The findings, which came from research led by glaciologist Hamish Pritchard of the British Antarctic Survey (BAS), show that the western side of Antarctica is shedding 23 feet of ice sheet each year, from a mixture of causes, most of which are man-made.
Using the NASA ICESat satellite, which recorded 4.5 million measurements over five years, the BAS discovered that 20 of Antarctica's 54 ice shelves across Antarctica were actually being melted from below, by warm water, rather than warmer air caused by global warming. They believe that changes in wind currents pushed warmer water towards the ice shelves.
This means that a larger amount of ice is melting in the area than was previously thought.
The cause of the wind change itself, Pritchard said, was due to man-made greenhouse gases and the hole in the ozone layer, as well as natural weather variation.
Pritchard said: “In most places in Antarctica, we can’t explain the ice-shelf thinning through melting of snow at the surface, so it has to be driven by warm ocean currents melting them from below."
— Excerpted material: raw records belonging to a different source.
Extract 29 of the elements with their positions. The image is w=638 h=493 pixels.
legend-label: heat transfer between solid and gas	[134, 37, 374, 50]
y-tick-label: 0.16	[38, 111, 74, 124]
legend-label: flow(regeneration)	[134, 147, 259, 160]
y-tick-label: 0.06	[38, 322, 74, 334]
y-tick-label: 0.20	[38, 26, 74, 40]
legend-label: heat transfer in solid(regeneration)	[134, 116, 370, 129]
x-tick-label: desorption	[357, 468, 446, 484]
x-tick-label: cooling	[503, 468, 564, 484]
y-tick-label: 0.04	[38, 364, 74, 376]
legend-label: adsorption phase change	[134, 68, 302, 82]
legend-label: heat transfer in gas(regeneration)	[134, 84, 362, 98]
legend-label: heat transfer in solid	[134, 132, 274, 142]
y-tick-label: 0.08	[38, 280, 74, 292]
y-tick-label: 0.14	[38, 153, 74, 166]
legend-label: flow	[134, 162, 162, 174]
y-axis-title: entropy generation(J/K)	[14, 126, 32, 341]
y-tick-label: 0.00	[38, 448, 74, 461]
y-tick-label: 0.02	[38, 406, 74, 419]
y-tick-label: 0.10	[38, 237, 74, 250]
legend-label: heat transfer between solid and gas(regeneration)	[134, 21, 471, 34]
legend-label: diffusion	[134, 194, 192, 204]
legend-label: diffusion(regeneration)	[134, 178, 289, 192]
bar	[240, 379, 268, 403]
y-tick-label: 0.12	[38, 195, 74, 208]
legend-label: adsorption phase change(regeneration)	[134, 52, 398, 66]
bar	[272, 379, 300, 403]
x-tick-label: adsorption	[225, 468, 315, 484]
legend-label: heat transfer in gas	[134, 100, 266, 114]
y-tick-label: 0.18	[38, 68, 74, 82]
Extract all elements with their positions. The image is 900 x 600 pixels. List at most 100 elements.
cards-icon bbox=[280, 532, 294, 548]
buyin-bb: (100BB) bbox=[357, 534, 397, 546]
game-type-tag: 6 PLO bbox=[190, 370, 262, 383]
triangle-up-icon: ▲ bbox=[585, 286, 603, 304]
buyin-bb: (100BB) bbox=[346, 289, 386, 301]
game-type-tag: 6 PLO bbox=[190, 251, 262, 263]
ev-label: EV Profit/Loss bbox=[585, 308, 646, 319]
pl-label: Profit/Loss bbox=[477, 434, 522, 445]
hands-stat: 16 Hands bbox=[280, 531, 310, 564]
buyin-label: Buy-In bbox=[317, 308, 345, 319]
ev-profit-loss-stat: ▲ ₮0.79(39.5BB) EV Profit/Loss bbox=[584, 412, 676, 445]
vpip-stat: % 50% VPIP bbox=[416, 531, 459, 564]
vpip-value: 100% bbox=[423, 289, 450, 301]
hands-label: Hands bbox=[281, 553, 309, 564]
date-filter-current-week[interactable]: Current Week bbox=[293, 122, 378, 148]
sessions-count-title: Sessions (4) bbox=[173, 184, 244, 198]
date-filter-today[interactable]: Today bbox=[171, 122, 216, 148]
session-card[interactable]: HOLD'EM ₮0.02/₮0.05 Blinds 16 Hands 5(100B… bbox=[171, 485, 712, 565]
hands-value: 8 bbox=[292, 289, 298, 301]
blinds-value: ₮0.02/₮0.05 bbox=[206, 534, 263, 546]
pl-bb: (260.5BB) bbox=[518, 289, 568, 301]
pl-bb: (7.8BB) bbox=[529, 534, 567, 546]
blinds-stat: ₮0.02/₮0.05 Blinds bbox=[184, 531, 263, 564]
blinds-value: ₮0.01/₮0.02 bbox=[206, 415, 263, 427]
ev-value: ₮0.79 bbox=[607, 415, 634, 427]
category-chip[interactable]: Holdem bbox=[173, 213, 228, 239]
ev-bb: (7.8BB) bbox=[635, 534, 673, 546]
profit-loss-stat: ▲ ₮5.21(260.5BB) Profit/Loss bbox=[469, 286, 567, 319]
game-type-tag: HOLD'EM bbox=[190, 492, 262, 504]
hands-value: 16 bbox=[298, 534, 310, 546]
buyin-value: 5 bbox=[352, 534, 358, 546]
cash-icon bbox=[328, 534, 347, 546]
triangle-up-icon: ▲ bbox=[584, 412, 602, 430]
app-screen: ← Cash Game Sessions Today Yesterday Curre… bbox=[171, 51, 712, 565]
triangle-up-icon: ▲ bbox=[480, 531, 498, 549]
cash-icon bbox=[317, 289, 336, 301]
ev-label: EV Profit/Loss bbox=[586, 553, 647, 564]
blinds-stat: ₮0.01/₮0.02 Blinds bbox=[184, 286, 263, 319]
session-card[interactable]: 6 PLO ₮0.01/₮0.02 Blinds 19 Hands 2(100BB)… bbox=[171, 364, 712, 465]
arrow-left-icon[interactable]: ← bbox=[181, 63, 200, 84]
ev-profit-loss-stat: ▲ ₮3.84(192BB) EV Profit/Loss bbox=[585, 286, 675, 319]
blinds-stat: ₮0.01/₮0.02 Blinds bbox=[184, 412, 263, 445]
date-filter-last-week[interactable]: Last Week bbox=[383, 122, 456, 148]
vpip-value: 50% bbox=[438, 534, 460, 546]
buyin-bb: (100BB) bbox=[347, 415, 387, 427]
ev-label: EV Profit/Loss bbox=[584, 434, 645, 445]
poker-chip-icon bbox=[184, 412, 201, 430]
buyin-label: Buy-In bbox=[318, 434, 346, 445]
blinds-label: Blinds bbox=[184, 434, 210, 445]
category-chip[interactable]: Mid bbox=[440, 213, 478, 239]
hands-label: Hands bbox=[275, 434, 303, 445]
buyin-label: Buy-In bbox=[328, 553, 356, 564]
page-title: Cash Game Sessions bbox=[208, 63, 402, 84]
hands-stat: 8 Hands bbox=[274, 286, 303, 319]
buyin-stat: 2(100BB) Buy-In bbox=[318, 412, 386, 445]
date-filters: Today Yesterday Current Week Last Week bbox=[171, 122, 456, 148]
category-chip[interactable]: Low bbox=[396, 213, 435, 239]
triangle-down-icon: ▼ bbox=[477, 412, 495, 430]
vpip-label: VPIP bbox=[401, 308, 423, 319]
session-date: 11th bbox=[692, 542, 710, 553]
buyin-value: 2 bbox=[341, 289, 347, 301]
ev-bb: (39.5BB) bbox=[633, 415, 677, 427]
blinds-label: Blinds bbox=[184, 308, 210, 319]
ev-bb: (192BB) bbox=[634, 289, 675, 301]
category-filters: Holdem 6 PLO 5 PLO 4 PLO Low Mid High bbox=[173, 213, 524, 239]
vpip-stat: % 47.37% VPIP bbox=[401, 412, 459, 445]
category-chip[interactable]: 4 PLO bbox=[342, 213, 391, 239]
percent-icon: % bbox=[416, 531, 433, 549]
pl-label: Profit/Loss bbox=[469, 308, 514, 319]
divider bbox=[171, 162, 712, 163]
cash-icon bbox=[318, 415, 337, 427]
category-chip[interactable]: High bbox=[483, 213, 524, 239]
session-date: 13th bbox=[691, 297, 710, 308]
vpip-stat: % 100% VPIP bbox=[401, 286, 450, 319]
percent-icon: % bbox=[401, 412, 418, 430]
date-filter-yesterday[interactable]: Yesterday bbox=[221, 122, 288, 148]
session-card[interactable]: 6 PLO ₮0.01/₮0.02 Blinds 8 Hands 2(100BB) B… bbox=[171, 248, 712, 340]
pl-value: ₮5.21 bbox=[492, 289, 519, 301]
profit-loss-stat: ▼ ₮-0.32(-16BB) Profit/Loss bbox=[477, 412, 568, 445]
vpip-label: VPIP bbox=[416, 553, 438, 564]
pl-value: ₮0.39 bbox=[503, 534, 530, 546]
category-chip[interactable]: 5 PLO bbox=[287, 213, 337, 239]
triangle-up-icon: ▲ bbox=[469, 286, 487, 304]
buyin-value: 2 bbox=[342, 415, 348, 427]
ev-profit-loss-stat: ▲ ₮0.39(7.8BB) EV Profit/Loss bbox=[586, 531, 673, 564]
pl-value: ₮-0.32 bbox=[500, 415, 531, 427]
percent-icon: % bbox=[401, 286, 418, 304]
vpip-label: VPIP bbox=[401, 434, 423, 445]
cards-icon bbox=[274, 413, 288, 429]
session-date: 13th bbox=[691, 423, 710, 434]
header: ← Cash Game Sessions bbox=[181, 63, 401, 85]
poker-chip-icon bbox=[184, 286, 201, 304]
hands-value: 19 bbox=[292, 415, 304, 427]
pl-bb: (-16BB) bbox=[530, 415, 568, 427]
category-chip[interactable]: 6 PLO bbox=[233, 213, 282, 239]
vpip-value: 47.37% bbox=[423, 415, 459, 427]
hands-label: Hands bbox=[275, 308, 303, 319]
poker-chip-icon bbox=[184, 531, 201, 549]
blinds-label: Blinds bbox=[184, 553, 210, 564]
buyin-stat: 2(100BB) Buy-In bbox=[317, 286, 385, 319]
“We’ve looked all around the Antarctic coast and we see a clear pattern: in all the cases where ice shelves are being melted by the ocean, the inland glaciers are speeding up. It’s this glacier acceleration that’s responsible for most of the increase in ice loss from the continent and this is contributing to sea-level rise.”
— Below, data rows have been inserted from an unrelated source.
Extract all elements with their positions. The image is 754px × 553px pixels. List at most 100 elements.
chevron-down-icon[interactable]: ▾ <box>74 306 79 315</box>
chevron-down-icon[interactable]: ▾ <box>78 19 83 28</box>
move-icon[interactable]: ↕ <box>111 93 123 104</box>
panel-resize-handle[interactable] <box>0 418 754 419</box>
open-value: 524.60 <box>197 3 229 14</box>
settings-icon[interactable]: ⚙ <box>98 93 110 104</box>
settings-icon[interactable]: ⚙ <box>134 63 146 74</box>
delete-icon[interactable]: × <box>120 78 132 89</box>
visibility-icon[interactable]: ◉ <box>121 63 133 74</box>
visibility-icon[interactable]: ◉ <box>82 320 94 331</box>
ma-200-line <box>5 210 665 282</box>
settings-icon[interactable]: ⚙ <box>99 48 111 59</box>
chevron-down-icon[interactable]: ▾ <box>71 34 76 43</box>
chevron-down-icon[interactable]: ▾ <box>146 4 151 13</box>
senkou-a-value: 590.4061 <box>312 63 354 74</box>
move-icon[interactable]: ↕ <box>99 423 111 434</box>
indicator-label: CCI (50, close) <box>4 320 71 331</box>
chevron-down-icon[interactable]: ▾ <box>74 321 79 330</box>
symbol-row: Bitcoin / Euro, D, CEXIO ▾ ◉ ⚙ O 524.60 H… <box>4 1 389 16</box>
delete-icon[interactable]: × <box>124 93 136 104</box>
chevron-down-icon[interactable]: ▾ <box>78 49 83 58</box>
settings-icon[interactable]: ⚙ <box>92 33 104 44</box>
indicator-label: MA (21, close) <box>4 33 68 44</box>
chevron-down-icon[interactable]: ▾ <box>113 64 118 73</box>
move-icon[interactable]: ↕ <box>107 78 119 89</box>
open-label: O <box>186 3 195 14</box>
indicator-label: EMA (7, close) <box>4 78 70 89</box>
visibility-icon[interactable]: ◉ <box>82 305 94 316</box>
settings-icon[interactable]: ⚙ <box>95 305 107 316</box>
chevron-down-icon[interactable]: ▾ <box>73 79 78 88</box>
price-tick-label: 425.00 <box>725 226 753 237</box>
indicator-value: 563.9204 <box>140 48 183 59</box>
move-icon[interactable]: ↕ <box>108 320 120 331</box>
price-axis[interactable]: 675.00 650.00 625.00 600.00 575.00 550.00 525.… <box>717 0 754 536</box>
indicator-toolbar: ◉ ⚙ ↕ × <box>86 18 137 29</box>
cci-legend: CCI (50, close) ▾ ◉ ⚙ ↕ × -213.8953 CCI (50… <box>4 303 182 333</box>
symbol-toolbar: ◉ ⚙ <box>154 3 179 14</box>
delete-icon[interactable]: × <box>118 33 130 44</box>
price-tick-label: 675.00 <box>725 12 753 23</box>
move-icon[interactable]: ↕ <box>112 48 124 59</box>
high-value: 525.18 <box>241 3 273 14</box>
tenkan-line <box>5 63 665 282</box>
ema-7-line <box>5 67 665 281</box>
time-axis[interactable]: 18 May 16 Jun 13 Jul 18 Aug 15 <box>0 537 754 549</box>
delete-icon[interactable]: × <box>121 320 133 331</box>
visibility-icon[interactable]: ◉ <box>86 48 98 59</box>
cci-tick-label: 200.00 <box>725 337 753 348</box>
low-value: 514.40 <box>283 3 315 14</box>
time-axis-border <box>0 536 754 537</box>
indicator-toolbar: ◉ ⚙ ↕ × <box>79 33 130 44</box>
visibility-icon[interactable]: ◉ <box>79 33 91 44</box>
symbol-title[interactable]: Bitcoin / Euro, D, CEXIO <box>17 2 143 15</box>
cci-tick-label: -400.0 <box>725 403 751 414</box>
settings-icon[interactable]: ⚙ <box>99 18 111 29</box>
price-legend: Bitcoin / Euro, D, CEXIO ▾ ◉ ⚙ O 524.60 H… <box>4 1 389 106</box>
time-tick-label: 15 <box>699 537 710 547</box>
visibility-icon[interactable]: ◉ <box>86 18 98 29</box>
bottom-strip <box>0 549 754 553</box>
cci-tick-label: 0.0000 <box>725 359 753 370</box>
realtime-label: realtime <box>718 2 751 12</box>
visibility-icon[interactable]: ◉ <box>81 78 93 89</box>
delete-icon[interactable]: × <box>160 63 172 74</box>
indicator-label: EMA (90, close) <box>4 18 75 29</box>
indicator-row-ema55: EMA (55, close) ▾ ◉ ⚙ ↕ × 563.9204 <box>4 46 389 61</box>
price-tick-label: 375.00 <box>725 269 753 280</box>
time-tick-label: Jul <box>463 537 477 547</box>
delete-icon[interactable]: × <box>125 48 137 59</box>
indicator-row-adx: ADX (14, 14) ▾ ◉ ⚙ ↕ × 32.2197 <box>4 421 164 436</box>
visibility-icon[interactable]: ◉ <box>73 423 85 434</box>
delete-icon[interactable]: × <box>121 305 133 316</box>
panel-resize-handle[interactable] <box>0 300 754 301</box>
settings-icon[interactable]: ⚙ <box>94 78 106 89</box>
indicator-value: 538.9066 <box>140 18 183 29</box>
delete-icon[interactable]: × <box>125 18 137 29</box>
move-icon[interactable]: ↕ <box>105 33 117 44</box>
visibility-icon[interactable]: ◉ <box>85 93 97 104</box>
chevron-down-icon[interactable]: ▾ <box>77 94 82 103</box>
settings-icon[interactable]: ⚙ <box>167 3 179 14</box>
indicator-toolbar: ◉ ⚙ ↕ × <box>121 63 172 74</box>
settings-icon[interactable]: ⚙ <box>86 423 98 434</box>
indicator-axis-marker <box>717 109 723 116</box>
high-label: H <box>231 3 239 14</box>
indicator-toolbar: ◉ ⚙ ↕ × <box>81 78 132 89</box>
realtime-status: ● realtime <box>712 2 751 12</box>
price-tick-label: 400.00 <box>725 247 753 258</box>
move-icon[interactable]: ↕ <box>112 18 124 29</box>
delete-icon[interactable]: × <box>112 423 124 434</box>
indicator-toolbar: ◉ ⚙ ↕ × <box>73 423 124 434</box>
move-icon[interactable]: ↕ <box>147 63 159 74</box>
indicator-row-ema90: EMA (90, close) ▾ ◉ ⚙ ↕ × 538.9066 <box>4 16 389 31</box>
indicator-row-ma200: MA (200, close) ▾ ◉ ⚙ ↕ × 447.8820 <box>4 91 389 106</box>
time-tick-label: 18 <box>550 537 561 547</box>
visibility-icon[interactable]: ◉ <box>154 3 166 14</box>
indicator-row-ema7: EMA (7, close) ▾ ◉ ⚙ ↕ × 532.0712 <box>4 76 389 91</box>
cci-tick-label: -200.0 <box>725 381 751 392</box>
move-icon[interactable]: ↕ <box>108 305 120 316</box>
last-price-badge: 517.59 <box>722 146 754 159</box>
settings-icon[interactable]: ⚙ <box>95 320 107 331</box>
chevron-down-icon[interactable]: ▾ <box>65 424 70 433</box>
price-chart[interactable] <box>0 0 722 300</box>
Pritchard said that the team was surprised by how sensitive the glaciers seem to be. He explained that some shelves were thinning by a number of metres per year, thus adding billions of tons of ice into the oceans.
"It means that we can lose an awful lot of ice to the sea without ever having summers warm enough to make the snow on top of the glaciers melt - the oceans can do all the work from below."
The report concludes that what is currently happening in Antarctica, according to their study, "may have already triggered a period of unstable glacier retreat".
The area which the BAS studied, the Western Antarctic Ice Sheet, would add 16 feet to the global see level if it melted, scientists predict, but it would take decades for that to happen.
Two experts in the field, Waleed Abdalati of NASA and Ted Scambos of the National Snow and Ice Data Center told the Associated Press that the study's findings "make an important advance" and will change the way scientists think about the dangers of melting in Antarctica.